Ripple’s XRP token is struggling to maintain its value, trading near $1.04 after hitting a daily low of $1.01, which threatens a further decline to $0.90. The cryptocurrency has erased its gains from the last two years, leaving long-term investors at a loss despite institutional ETF investments and the SEC dropping its case, while broader geopolitical tensions also weigh on the market.
Ripple’s native token, XRP, is close to falling below the $1 mark, trading at $1.04 after reaching a day’s low of $1.01. Another decline could take the cryptocurrency to $0.90, erasing all gains generated over two years. This makes long-term holding a painful event for investors who entered positions during that period.
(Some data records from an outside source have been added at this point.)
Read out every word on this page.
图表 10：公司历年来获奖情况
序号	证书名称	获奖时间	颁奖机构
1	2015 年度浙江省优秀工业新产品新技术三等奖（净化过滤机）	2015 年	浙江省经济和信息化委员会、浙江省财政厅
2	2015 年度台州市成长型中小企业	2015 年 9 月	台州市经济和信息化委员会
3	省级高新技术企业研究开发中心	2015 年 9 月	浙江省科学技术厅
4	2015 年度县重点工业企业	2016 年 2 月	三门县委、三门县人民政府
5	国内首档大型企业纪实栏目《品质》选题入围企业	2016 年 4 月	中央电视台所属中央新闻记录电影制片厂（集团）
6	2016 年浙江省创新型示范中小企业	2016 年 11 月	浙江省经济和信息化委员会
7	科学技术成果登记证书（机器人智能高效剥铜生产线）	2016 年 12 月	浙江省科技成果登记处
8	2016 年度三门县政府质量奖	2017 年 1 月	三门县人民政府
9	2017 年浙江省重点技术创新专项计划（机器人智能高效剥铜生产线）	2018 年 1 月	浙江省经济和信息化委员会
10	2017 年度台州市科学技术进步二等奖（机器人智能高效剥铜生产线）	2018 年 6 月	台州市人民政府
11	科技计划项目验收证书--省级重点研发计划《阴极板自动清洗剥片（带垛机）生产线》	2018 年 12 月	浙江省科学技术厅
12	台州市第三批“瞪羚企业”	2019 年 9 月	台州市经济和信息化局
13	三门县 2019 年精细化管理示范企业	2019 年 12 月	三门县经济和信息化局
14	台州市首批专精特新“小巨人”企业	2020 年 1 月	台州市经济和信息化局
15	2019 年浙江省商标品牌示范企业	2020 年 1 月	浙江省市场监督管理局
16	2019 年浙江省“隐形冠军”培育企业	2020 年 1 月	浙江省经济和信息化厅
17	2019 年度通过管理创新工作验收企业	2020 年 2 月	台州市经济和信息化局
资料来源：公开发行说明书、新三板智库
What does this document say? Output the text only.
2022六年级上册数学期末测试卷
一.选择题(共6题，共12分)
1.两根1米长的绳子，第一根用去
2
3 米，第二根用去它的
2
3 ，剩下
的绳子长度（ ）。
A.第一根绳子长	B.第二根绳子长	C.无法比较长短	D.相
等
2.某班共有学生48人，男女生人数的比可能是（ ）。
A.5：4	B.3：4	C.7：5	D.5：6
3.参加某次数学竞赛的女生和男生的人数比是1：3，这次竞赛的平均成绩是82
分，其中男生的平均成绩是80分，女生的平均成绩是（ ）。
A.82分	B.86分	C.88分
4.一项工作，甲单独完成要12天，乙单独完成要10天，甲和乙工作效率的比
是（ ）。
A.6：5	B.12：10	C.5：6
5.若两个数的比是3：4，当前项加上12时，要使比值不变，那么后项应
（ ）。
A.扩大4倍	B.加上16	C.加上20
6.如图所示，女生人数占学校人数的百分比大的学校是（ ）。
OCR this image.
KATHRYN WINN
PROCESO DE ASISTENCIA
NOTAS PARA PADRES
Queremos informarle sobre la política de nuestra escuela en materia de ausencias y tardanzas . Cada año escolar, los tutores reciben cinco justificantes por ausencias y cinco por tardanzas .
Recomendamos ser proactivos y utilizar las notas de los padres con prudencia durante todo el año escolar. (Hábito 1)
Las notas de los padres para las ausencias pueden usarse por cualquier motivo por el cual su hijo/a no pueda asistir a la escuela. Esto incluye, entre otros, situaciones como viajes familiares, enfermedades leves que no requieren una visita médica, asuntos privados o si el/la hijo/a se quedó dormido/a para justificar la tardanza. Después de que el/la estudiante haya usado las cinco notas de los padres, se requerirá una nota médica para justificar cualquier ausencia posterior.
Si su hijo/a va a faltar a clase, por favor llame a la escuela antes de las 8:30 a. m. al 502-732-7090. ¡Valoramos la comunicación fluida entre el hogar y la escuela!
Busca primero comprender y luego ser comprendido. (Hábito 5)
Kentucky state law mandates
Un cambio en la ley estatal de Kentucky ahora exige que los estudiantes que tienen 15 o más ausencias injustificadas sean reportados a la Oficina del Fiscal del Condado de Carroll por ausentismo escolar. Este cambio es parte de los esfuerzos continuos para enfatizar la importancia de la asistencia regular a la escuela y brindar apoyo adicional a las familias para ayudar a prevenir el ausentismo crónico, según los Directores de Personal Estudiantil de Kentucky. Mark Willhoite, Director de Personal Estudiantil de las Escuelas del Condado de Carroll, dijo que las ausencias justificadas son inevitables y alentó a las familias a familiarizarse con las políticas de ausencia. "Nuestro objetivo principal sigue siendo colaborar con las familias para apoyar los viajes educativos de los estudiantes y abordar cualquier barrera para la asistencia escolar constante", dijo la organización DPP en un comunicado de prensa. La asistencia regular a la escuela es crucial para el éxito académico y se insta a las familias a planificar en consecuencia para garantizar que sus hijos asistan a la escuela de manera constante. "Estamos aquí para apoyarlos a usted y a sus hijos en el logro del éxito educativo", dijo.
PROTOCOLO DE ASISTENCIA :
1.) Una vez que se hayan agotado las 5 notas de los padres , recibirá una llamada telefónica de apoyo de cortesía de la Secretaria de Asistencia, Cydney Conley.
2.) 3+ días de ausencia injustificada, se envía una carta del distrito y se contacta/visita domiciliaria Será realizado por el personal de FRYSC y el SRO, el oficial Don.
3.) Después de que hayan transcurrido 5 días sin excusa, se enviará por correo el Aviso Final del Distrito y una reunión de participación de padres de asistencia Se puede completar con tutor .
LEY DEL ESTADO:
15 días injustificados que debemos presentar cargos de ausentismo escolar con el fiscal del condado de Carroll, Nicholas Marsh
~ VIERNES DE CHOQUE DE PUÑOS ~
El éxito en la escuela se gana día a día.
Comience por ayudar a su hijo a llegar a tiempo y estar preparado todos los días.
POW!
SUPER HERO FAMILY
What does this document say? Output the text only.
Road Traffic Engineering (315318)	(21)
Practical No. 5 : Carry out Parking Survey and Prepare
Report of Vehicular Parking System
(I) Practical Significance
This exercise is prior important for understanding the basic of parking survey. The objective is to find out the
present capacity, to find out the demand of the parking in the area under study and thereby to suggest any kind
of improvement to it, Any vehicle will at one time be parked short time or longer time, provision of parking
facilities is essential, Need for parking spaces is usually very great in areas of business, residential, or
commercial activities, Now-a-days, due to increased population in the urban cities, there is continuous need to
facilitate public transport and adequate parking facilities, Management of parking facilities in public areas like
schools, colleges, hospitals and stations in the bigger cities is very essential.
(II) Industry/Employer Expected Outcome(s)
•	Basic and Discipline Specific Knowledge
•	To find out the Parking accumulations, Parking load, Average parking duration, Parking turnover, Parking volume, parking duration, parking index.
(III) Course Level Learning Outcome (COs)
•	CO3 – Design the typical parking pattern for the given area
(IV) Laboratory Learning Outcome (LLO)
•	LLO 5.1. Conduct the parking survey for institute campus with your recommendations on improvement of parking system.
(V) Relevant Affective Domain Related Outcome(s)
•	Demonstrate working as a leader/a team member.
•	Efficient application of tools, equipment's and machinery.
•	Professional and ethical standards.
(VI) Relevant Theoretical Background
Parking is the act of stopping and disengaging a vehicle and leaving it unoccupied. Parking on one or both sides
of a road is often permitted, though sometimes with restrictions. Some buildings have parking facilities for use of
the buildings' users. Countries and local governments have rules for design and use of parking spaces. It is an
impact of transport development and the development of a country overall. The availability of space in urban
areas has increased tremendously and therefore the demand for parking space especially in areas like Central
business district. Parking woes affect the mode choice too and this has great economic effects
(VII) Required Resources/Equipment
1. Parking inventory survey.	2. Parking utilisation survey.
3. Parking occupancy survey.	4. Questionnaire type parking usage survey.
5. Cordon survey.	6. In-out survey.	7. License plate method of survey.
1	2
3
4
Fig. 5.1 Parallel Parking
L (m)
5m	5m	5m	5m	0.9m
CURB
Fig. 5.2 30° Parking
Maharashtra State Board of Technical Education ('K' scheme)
Investors from the last two years are mostly underwater despite an influx of investments through institutional ETFs. The Securities and Exchange Commission dropping its case on Ripple did not help the altcoin remain steady in the indices.
The company has been forging new partnerships with banks, governments, and financial institutions to bring monetary systems onto blockchain. However, XRP is disconnected from Ripple, as the company’s revenue and cash stream do not mix with its native token.
The broader cryptocurrency market is facing turbulence from various macroeconomic factors. The US-Iran war has entered 122 days, and Iran has threatened a “complete halt” in negotiations if attacks continue. Market prospects are also affected by AI-related capital expenditures worrying Wall Street.